The other, other kind of terrorism.
1 December 2004 | by (Luoyang, China) – See all my reviews

I inadvertently found myself watching a whole string of movies the other day about people being tortured or torturing themselves, without even looking for movies like that. I saw The Magdalene Sisters, Osama, and that IMAX film Everest, all in the same day, and was surprised at their similarities, particularly between the first two. The Magdalene Sisters and Osama are strikingly similar in that they are both about religious terrorism, specifically centered around women. Osama was a look at how the Taliban keeps women under tight control, not allowing them even the tiniest freedom (indeed, women could be arrested and severely punished for such crimes as walking alone in public or speaking to a man, even for such dangerous statements as, 'My father is sick.'), while The Magdalene Sisters is about the Catholic Church in Ireland in disturbingly recent times, severely punishing women as a result of what appears to be the Church's frothing and highly irrational fear of sex.

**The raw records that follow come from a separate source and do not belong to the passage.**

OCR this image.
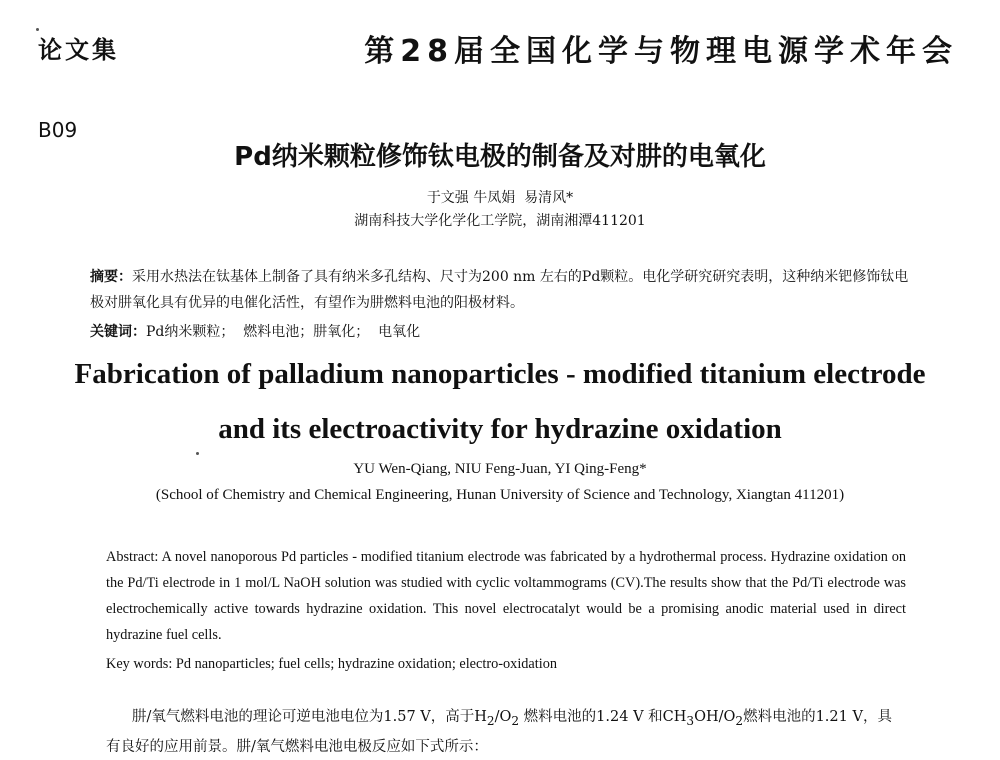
论文集	第28届全国化学与物理电源学术年会
B09
Pd纳米颗粒修饰钛电极的制备及对肼的电氧化
于文强 牛凤娟  易清风*
湖南科技大学化学化工学院，湖南湘潭411201
摘要：采用水热法在钛基体上制备了具有纳米多孔结构、尺寸为200 nm 左右的Pd颗粒。电化学研究研究表明，这种纳米钯修饰钛电极对肼氧化具有优异的电催化活性，有望作为肼燃料电池的阳极材料。
关键词：Pd纳米颗粒；  燃料电池；肼氧化；  电氧化
Fabrication of palladium nanoparticles - modified titanium electrode
and its electroactivity for hydrazine oxidation
YU Wen-Qiang, NIU Feng-Juan, YI Qing-Feng*
(School of Chemistry and Chemical Engineering, Hunan University of Science and Technology, Xiangtan 411201)
Abstract: A novel nanoporous Pd particles - modified titanium electrode was fabricated by a hydrothermal process. Hydrazine oxidation on the Pd/Ti electrode in 1 mol/L NaOH solution was studied with cyclic voltammograms (CV).The results show that the Pd/Ti electrode was electrochemically active towards hydrazine oxidation. This novel electrocatalyt would be a promising anodic material used in direct hydrazine fuel cells.
Key words: Pd nanoparticles; fuel cells; hydrazine oxidation; electro-oxidation
肼/氧气燃料电池的理论可逆电池电位为1.57 V，高于$H_2/O_2$ 燃料电池的1.24 V 和$CH_3OH/O_2$燃料电池的1.21 V，具有良好的应用前景。肼/氧气燃料电池电极反应如下式所示：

The film focuses on the plights of three women in particular, who have all committed 'crimes' of varying nature but who are all punished by being sent to the Magdalene laundry for an indefinite period of time. One girl, Rose, commits the greatest crime having a child out of wedlock, which neither of her parents will even look at. Interestingly, she had the child because an abortion would have been a sin. Bernadette makes the mortal mistake of flirting with boys outside the orphanage she lived in, and Margaret is raped at a family gathering by a cousin, only to be shipped off herself when she reports it to family members.

At the Magdalene laundry, the girls are subjected to psychological abuse and endless physical toil, all under the old theory that it will cleanse their souls. Some of the women that the three girls in question encounter as they enter the laundry have been there for decades, and they eventually figure out that the only way that they are ever going to get out of there is to escape. Bernadette is especially aware of this, and makes increasing efforts to escape, for which she is brutally punished.

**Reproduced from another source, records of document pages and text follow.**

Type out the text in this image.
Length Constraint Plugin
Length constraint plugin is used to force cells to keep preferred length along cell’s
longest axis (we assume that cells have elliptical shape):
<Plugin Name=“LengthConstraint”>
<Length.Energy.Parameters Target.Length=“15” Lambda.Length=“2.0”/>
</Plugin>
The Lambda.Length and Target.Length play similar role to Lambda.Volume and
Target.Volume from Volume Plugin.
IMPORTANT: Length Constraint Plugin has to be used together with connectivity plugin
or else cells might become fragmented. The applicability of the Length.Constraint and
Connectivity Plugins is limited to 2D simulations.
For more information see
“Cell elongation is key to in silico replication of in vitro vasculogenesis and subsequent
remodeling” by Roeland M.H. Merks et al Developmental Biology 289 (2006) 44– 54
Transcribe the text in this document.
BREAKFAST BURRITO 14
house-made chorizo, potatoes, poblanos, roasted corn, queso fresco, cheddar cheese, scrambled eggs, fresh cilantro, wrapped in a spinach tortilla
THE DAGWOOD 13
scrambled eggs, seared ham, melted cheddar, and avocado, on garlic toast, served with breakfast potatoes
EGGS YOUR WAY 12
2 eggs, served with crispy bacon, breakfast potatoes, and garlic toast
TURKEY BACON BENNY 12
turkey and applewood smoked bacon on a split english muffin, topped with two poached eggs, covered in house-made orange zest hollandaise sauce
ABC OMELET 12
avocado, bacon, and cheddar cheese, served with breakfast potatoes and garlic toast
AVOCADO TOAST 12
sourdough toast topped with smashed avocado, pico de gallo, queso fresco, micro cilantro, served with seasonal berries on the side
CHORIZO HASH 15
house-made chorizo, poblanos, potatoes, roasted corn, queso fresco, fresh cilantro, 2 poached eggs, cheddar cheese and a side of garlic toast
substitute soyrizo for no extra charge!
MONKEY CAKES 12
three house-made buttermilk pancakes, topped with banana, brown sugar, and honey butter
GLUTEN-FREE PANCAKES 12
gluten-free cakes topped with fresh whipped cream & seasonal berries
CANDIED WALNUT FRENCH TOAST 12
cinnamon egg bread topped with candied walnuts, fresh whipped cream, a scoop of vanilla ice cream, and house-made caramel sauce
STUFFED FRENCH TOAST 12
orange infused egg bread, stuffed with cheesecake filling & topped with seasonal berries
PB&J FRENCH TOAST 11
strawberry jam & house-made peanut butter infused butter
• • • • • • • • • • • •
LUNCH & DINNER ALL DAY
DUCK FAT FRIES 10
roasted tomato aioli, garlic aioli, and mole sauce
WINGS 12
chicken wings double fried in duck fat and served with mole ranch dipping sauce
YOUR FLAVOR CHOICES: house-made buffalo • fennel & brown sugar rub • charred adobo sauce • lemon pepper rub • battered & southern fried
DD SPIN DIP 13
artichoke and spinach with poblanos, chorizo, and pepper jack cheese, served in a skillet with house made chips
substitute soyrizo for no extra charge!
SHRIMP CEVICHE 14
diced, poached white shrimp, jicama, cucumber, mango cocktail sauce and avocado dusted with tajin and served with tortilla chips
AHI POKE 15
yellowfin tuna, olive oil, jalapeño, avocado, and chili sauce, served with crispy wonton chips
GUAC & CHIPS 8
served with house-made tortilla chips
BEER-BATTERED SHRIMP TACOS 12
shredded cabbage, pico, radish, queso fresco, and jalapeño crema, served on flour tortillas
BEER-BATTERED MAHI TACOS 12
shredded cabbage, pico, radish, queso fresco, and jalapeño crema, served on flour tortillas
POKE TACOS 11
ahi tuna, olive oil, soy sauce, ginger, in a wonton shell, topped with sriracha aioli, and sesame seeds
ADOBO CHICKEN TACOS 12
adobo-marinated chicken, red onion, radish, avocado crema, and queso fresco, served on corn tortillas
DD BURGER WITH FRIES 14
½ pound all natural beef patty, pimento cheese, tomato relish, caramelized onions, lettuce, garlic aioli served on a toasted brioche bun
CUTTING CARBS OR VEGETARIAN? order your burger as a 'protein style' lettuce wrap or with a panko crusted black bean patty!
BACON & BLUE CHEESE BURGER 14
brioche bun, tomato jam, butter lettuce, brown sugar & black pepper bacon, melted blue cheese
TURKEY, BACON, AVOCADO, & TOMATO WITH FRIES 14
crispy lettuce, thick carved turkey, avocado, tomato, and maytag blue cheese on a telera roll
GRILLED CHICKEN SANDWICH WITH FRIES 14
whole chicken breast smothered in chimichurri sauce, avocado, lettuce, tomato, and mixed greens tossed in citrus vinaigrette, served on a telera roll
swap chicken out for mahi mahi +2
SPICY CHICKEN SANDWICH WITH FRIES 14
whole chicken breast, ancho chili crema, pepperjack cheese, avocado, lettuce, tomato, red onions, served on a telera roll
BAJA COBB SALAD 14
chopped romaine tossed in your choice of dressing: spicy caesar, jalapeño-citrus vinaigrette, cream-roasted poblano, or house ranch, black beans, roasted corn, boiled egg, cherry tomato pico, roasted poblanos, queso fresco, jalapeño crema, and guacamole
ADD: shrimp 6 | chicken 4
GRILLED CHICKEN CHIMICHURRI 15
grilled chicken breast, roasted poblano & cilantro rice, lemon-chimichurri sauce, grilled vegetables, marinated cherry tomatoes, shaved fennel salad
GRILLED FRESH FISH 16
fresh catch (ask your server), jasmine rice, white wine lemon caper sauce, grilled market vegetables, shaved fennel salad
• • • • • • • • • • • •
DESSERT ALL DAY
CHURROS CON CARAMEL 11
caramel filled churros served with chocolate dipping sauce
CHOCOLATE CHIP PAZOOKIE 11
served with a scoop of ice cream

I am genuinely curious to know what path of logic leads people to believe that such practices in the name of religion can have any beneficial value. The Taliban has taken religious torture to its extreme, debasing themselves and their religion by performing unbelievably inhuman acts in the name of their God, and it appears that, while certainly not on the same level of cruelty, the Catholic Church has performed similar crimes against humanity. That the Catholic Church in Ireland promptly condemned the film is not surprising, but if such things are being committed under its name (and indeed continued being committed well into the late 1990s), I should think that the Church would at least allow the film to be shown so that people would be aware of such abuses, which tarnish the reputation of the Church. I believe that it would have been possible for the Church to defend its own validity while at the same time acknowledging abuses committed in its name, especially if the accusations of cruelty were untrue, although in this case they were not. Running, however, only makes you look guilty.

The Magdalene laundry is presided over by a nun who is simply evil. She is an elderly lady and generally soft-spoken, but this woman makes the wicked witch of the west look like a prancing schoolgirl. The viciousness of the rest of the Sisters of Mercy radiates off of this woman like some kind of sinister force, delicately but successfully walking the line between illustrating the harshness of a brutal religious regime and creating a movie monster. Her character is human, but she's not far from being a monster.

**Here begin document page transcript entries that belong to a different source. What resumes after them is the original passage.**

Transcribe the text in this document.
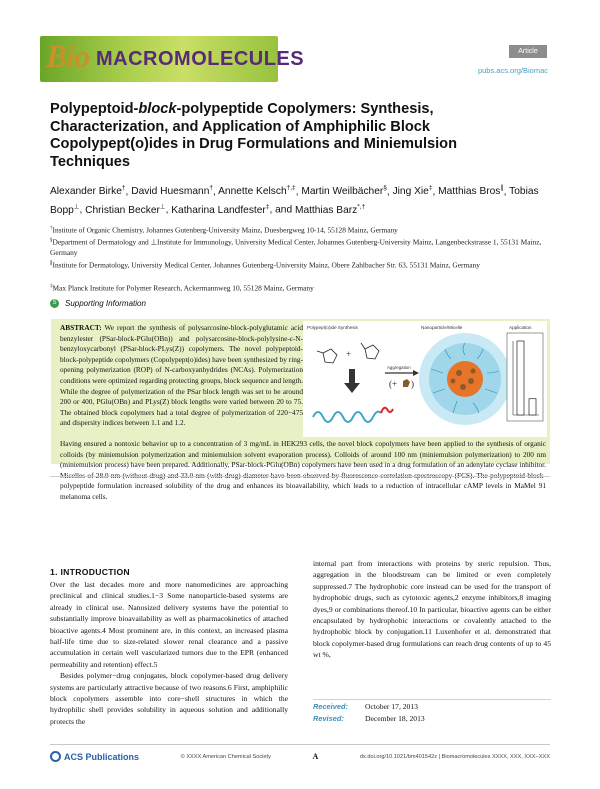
Bio MACROMOLECULES	Article
pubs.acs.org/Biomac
Polypeptoid-block-polypeptide Copolymers: Synthesis, Characterization, and Application of Amphiphilic Block Copolypept(o)ides in Drug Formulations and Miniemulsion Techniques
Alexander Birke†, David Huesmann†, Annette Kelsch†,‡, Martin Weilbächer§, Jing Xie‡, Matthias Bros∥, Tobias Bopp⊥, Christian Becker⊥, Katharina Landfester‡, and Matthias Barz*,†
†Institute of Organic Chemistry, Johannes Gutenberg-University Mainz, Duesbergweg 10-14, 55128 Mainz, Germany
§Department of Dermatology and ⊥Institute for Immunology, University Medical Center, Johannes Gutenberg-University Mainz, Langenbeckstrasse 1, 55131 Mainz, Germany
∥Institute for Dermatology, University Medical Center, Johannes Gutenberg-University Mainz, Obere Zahlbacher Str. 63, 55131 Mainz, Germany
‡Max Planck Institute for Polymer Research, Ackermannweg 10, 55128 Mainz, Germany
S	Supporting Information
ABSTRACT: We report the synthesis of polysarcosine-block-polyglutamic acid benzylester (PSar-block-PGlu(OBn)) and polysarcosine-block-polylysine-ε-N-benzyloxycarbonyl (PSar-block-PLys(Z)) copolymers. The novel polypeptoid-block-polypeptide copolymers (Copolypept(o)ides) have been synthesized by ring-opening polymerization (ROP) of N-carboxyanhydrides (NCAs). Polymerization conditions were optimized regarding protecting groups, block sequence and length. While the degree of polymerization of the PSar block length was set to be around 200 or 400, PGlu(OBn) and PLys(Z) block lengths were varied between 20 to 75. The obtained block copolymers had a total degree of polymerization of 220−475 and dispersity indices between 1.1 and 1.2.
Having ensured a nontoxic behavior up to a concentration of 3 mg/mL in HEK293 cells, the novel block copolymers have been applied to the synthesis of organic colloids (by miniemulsion polymerization and miniemulsion solvent evaporation process). Colloids of around 100 nm (miniemulsion polymerization) to 200 nm (miniemulsion process) have been prepared. Additionally, PSar-block-PGlu(OBn) copolymers have been used in a drug formulation of an adenylate cyclase inhibitor. Micelles of 28.0 nm (without drug) and 33.0 nm (with drug) diameter have been observed by fluorescence correlation spectroscopy (FCS). The polypeptoid-block-polypeptide formulation increased solubility of the drug and enhances its bioavailability, which leads to a reduction of intracellular cAMP levels in MaMel 91 melanoma cells.
Polypept(o)ide Synthesis	Nanoparticle/Micelle	Application
+
Aggregation
(+ )
1. INTRODUCTION

Over the last decades more and more nanomedicines are approaching preclinical and clinical studies.1−3 Some nanoparticle-based systems are already in clinical use. Nanosized delivery systems have the potential to substantially improve bioavailability as well as pharmacokinetics of attached bioactive agents.4 Most prominent are, in this context, an increased plasma half-life time due to size-related slower renal clearance and a passive accumulation in certain well vascularized tumors due to the EPR (enhanced permeability and retention) effect.5

Besides polymer−drug conjugates, block copolymer-based drug delivery systems are particularly attractive because of two reasons.6 First, amphiphilic block copolymers assemble into core−shell structures in which the hydrophilic shell provides solubility in aqueous solution and additionally protects the

internal part from interactions with proteins by steric repulsion. Thus, aggregation in the bloodstream can be limited or even completely suppressed.7 The hydrophobic core instead can be used for the transport of hydrophobic drugs, such as cytotoxic agents,2 enzyme inhibitors,8 imaging dyes,9 or combinations thereof.10 In particular, bioactive agents can be either encapsulated by hydrophobic interactions or covalently attached to the hydrophobic block by conjugation.11 Luxenhofer et al. demonstrated that block copolymer-based drug formulations can reach drug contents of up to 45 wt %,
Received: October 17, 2013
Revised:	December 18, 2013
ACS Publications	© XXXX American Chemical Society	A	dx.doi.org/10.1021/bm401542z | Biomacromolecules XXXX, XXX, XXX−XXX
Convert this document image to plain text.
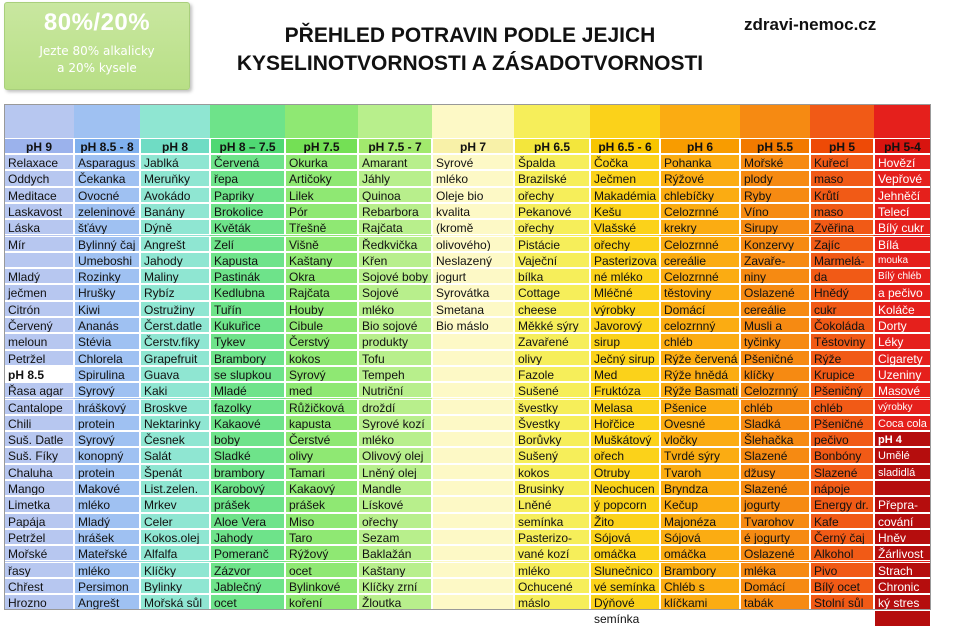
80%/20%
Jezte 80% alkalicky
a 20% kysele
PŘEHLED POTRAVIN PODLE JEJICH
KYSELINOTVORNOSTI A ZÁSADOTVORNOSTI
zdravi-nemoc.cz
pH 9
Relaxace
Oddych
Meditace
Laskavost
Láska
Mír
Mladý
ječmen
Citrón
Červený
meloun
Petržel
pH 8.5
Řasa agar
Cantalope
Chili
Suš. Datle
Suš. Fíky
Chaluha
Mango
Limetka
Papája
Petržel
Mořské
řasy
Chřest
Hrozno
pH 8.5 - 8
Asparagus
Čekanka
Ovocné
zeleninové
šťávy
Bylinný čaj
Umeboshi
Rozinky
Hrušky
Kiwi
Ananás
Stévia
Chlorela
Spirulina
Syrový
hráškový
protein
Syrový
konopný
protein
Makové
mléko
Mladý
hrášek
Mateřské
mléko
Persimon
Angrešt
pH 8
Jablká
Meruňky
Avokádo
Banány
Dýně
Angrešt
Jahody
Maliny
Rybíz
Ostružiny
Čerst.datle
Čerstv.fíky
Grapefruit
Guava
Kaki
Broskve
Nektarinky
Česnek
Salát
Špenát
List.zelen.
Mrkev
Celer
Kokos.olej
Alfalfa
Klíčky
Bylinky
Mořská sůl
pH 8 – 7.5
Červená
řepa
Papriky
Brokolice
Květák
Zelí
Kapusta
Pastinák
Kedlubna
Tuřín
Kukuřice
Tykev
Brambory
se slupkou
Mladé
fazolky
Kakaové
boby
Sladké
brambory
Karobový
prášek
Aloe Vera
Jahody
Pomeranč
Zázvor
Jablečný
ocet
pH 7.5
Okurka
Artičoky
Lilek
Pór
Třešně
Višně
Kaštany
Okra
Rajčata
Houby
Cibule
Čerstvý
kokos
Syrový
med
Růžičková
kapusta
Čerstvé
olivy
Tamari
Kakaový
prášek
Miso
Taro
Rýžový
ocet
Bylinkové
koření
pH 7.5 - 7
Amarant
Jáhly
Quinoa
Rebarbora
Rajčata
Ředkvička
Křen
Sojové boby
Sojové
mléko
Bio sojové
produkty
Tofu
Tempeh
Nutriční
droždí
Syrové kozí
mléko
Olivový olej
Lněný olej
Mandle
Lískové
ořechy
Sezam
Baklažán
Kaštany
Klíčky zrní
Žloutka
pH 7
Syrové
mléko
Oleje bio
kvalita
(kromě
olivového)
Neslazený
jogurt
Syrovátka
Smetana
Bio máslo
pH 6.5
Špalda
Brazilské
ořechy
Pekanové
ořechy
Pistácie
Vaječní
bílka
Cottage
cheese
Měkké sýry
Zavařené
olivy
Fazole
Sušené
švestky
Švestky
Borůvky
Sušený
kokos
Brusinky
Lněné
semínka
Pasterizo-
vané kozí
mléko
Ochucené
máslo
pH 6.5 - 6
Čočka
Ječmen
Makadémia
Kešu
Vlašské
ořechy
Pasterizova
né mléko
Mléčné
výrobky
Javorový
sirup
Ječný sirup
Med
Fruktóza
Melasa
Hořčice
Muškátový
ořech
Otruby
Neochucen
ý popcorn
Žito
Sójová
omáčka
Slunečnico
vé semínka
Dýňové
semínka
pH 6
Pohanka
Rýžové
chlebíčky
Celozrnné
krekry
Celozrnné
cereálie
Celozrnné
těstoviny
Domácí
celozrnný
chléb
Rýže červená
Rýže hnědá
Rýže Basmati
Pšenice
Ovesné
vločky
Tvrdé sýry
Tvaroh
Bryndza
Kečup
Majonéza
Sójová
omáčka
Brambory
Chléb s
klíčkami
pH 5.5
Mořské
plody
Ryby
Víno
Sirupy
Konzervy
Zavaře-
niny
Oslazené
cereálie
Musli a
tyčinky
Pšeničné
klíčky
Celozrnný
chléb
Sladká
Šlehačka
Slazené
džusy
Slazené
jogurty
Tvarohov
é jogurty
Oslazené
mléka
Domácí
tabák
pH 5
Kuřecí
maso
Krůtí
maso
Zvěřina
Zajíc
Marmelá-
da
Hnědý
cukr
Čokoláda
Těstoviny
Rýže
Krupice
Pšeničný
chléb
Pšeničné
pečivo
Bonbóny
Slazené
nápoje
Energy dr.
Kafe
Černý čaj
Alkohol
Pivo
Bílý ocet
Stolní sůl
pH 5-4
Hovězí
Vepřové
Jehněčí
Telecí
Bílý cukr
Bílá
mouka
Bílý chléb
a pečivo
Koláče
Dorty
Léky
Cigarety
Uzeniny
Masové
výrobky
Coca cola
pH 4
Umělé
sladidlá
Přepra-
cování
Hněv
Žárlivost
Strach
Chronic
ký stres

It's disheartening to see the things that people do in the name of religion, especially when the crimes are something as little as behaving like a normal person. There are natural and perfectly healthy behaviors that unfortunately are violations of arbitrary religious laws, which are subsequently punished with outlandish punishments like those seen in this movie. Religion is thrown into reverse, causing pain and suffering rather than offering an escape from it, shown in a modern setting that is so backwards that it could just as easily have taken place in the 1600s.